A third step of the manufacturing process is the closure of the flat tube 100. As shown above, this step is preferably carried out by assembling two exchange plates 1 made from a stamped metal sheet and assembled to one another, the stamped sides of each exchange plate 1 facing each other. In this third step, the exchange plates ι are fixed together in leaktight manner, for example by brazing. This method of fixing by brazing also allows, inside the flat tube 100, the fixing of the at least one insert 51 against the inner walls of the flat tube 100 and also the fixing of the projections 91 facing each other.

Thus, it can clearly be seen that the flat tube 100 according to the invention allows an optimal exchange of heat between a first heat transfer fluid flowing in it with a second external fluid and that because of the presence of zones of least heat exchange 12 which limit heat exchanges between the adjacent passes and thus improve the efficiency of the heat exchanger.

Claims

1. Flat tube (ιοο) of charge air heat exchanger made from at least one pressed metal sheet so as to form an exchange plate (1), said stamping allowing the connection between an inlet of fluid (3a) and a fluid outlet (3b) by a circuit in which a heat transfer fluid circulates, said circuit comprising at least one fluid circulation path comprising at least two passes (5) separated by a rib (7), characterized in that said rib (7) comprises at least one zone of least heat exchange (12) between two adjacent passes (5) of the fluid circulation path.

2. Flat tube (100) according to the preceding claim, characterized in that said flat tube is formed by the assembly of two exchange plates (1) made from a stamped metal sheet and assembled one to the other, the stamped sides of each exchange plate (1) facing each other.

3. Flat tube (100) according to one of the preceding claims, characterized in that the at least one zone of least heat exchange (12) between two adjacent passes (5) of the circulation path is achieved by thinning material at the level the rib or ribs (7).

4. Flat tube (100) according to one of claims 1 to 2, characterized in that the at least one zone of lower heat exchange (12) between two adjacent passes (5) of the circulation path is formed by a slot at level of the rib or ribs (7).

5. Flat tube (100) according to one of the preceding claims, characterized in that it comprises a single zone of lower heat exchange (12) between two adjacent passes (5) of the circulation path of length substantially equal to the length of the rib (7) on which it is made.

6. flat tube (100) according to one of claims 1 to 4, characterized in that it comprises a plurality of zones of lower heat exchange (12) between two adjacent passes (5) of the circulation path distributed along the rib (7) on which it is made.

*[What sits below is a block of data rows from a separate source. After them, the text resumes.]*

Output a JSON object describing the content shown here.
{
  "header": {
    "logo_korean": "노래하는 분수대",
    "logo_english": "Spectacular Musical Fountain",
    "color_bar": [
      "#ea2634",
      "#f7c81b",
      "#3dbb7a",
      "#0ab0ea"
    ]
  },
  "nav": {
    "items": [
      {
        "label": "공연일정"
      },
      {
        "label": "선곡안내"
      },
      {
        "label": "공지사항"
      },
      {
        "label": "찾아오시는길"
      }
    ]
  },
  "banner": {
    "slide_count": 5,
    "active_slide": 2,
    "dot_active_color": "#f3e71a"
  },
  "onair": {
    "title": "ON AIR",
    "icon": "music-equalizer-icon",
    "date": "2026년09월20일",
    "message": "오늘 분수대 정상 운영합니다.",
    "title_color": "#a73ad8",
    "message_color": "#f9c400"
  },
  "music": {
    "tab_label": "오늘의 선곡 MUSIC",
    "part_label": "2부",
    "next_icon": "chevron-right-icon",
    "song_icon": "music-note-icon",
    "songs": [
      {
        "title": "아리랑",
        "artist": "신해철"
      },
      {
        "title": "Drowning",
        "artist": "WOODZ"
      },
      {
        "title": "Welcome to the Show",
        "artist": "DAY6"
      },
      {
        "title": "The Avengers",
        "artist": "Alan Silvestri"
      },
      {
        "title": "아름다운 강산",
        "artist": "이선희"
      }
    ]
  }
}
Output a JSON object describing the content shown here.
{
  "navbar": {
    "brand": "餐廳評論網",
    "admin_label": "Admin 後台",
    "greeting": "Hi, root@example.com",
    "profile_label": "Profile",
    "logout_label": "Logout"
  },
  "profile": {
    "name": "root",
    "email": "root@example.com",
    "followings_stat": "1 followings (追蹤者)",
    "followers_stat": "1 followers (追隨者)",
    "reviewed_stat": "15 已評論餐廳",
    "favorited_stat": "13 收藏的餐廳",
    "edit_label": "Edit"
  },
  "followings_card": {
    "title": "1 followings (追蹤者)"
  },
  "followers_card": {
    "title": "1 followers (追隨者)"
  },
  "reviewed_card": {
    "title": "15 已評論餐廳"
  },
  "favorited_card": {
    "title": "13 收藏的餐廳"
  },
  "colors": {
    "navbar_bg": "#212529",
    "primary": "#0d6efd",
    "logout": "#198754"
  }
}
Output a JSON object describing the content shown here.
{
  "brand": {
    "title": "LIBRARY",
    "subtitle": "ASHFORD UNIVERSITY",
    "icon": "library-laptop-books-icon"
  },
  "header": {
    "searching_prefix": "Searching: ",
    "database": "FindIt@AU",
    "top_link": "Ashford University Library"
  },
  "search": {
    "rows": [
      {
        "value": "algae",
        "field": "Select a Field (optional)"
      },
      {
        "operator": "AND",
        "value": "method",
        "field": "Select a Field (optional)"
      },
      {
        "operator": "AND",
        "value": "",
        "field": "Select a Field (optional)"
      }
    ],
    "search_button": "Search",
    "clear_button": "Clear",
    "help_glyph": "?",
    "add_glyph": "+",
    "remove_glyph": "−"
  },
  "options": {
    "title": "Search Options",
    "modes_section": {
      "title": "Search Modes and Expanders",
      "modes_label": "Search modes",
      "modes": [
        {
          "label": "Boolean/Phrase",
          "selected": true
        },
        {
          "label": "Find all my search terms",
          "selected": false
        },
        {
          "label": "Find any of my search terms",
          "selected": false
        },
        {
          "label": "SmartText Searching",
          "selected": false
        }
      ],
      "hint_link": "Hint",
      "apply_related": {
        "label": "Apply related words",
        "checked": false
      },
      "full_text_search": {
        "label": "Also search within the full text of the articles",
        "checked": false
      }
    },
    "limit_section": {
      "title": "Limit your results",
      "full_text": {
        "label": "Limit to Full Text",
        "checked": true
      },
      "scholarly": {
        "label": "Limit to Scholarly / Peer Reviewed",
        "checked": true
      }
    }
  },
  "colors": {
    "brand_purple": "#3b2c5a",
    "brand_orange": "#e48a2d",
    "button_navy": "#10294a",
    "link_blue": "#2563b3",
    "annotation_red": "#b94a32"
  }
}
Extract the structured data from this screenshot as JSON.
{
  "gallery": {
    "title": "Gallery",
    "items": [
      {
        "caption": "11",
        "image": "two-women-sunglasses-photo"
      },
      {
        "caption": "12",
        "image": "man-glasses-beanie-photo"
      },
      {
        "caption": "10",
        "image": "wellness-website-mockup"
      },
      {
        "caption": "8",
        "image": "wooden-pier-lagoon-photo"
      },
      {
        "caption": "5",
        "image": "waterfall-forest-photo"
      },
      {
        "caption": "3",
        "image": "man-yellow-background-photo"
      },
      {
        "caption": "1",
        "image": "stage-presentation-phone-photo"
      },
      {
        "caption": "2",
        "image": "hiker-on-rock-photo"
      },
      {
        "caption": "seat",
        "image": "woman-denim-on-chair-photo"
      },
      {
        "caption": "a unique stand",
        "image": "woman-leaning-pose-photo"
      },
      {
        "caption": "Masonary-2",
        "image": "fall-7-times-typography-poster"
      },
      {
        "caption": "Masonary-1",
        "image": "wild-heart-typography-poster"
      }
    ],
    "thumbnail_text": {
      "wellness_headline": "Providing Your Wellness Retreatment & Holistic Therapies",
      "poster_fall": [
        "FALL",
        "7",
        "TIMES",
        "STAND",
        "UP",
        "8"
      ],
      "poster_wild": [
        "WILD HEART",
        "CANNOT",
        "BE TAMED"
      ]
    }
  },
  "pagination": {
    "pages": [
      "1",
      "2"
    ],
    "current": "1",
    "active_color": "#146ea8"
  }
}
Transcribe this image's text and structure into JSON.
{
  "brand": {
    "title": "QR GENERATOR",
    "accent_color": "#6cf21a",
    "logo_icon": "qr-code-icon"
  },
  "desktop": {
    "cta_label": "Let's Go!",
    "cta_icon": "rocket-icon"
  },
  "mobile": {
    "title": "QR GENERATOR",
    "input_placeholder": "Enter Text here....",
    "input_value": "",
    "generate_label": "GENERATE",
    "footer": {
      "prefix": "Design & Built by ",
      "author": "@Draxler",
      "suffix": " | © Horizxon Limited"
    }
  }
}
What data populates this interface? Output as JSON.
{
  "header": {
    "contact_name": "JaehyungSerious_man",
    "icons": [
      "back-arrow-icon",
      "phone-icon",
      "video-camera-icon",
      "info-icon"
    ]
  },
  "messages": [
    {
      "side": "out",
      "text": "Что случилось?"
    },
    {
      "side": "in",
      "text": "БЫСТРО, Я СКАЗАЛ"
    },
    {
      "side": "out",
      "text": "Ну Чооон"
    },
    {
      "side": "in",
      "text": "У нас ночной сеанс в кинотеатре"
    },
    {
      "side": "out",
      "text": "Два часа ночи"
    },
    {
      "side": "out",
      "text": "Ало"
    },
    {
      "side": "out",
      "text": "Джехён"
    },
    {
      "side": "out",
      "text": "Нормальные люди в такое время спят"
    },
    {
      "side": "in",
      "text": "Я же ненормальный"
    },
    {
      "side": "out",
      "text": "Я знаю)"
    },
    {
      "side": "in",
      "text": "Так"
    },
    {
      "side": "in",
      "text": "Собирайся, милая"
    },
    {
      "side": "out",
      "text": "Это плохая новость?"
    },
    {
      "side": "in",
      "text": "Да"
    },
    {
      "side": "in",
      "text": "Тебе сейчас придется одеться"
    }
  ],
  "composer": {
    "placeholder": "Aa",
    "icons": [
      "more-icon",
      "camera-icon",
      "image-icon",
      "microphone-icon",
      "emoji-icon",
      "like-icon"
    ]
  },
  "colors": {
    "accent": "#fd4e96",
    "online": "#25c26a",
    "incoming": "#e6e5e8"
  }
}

A method of manufacturing a flat heat exchanger tube (100), comprising the steps of:

- stamping at least one sheet of metal so as to form at least one exchange plate (1) comprising a circuit connecting a fluid inlet (3a) and a fluid outlet (3b), said circuit comprising said circuit comprising at least one fluid flow path comprising at least two adjacent passes (5) separated by a rib (7),

- Realization of at least one zone of least heat exchange (12) on the ribs (7) between two adjacent passes (5) of the fluid flow path,

- closing of the flat tube.

8. Manufacturing process according to claim 7, characterized in that the step of producing the at least one zone of least heat exchange (12) between two adjacent passes (5) is performed during the stamping of the sheet metal. metal so as to form an exchange plate (1).

9. Manufacturing process according to claim 7, characterized in that the step of producing the at least one zone of least heat exchange. (12) between two adjacent passes (5) is made by laser cutting of the exchange plate (1).

Charge air heat exchanger having at least one flat tube (100) according to one of claims 1 to 6 or obtained by a flat tube manufacturing method (100) according to one of claims 7 to 9. .

11. Exchanger air heat exchanger according to the preceding claim, characterized in that said exchanger comprises on either side of the at least one flat tube (100) a flow disruptor of a second heat transfer fluid and in that that said disruptor also comprises, facing ribs (7), at least one zone of lower heat exchange.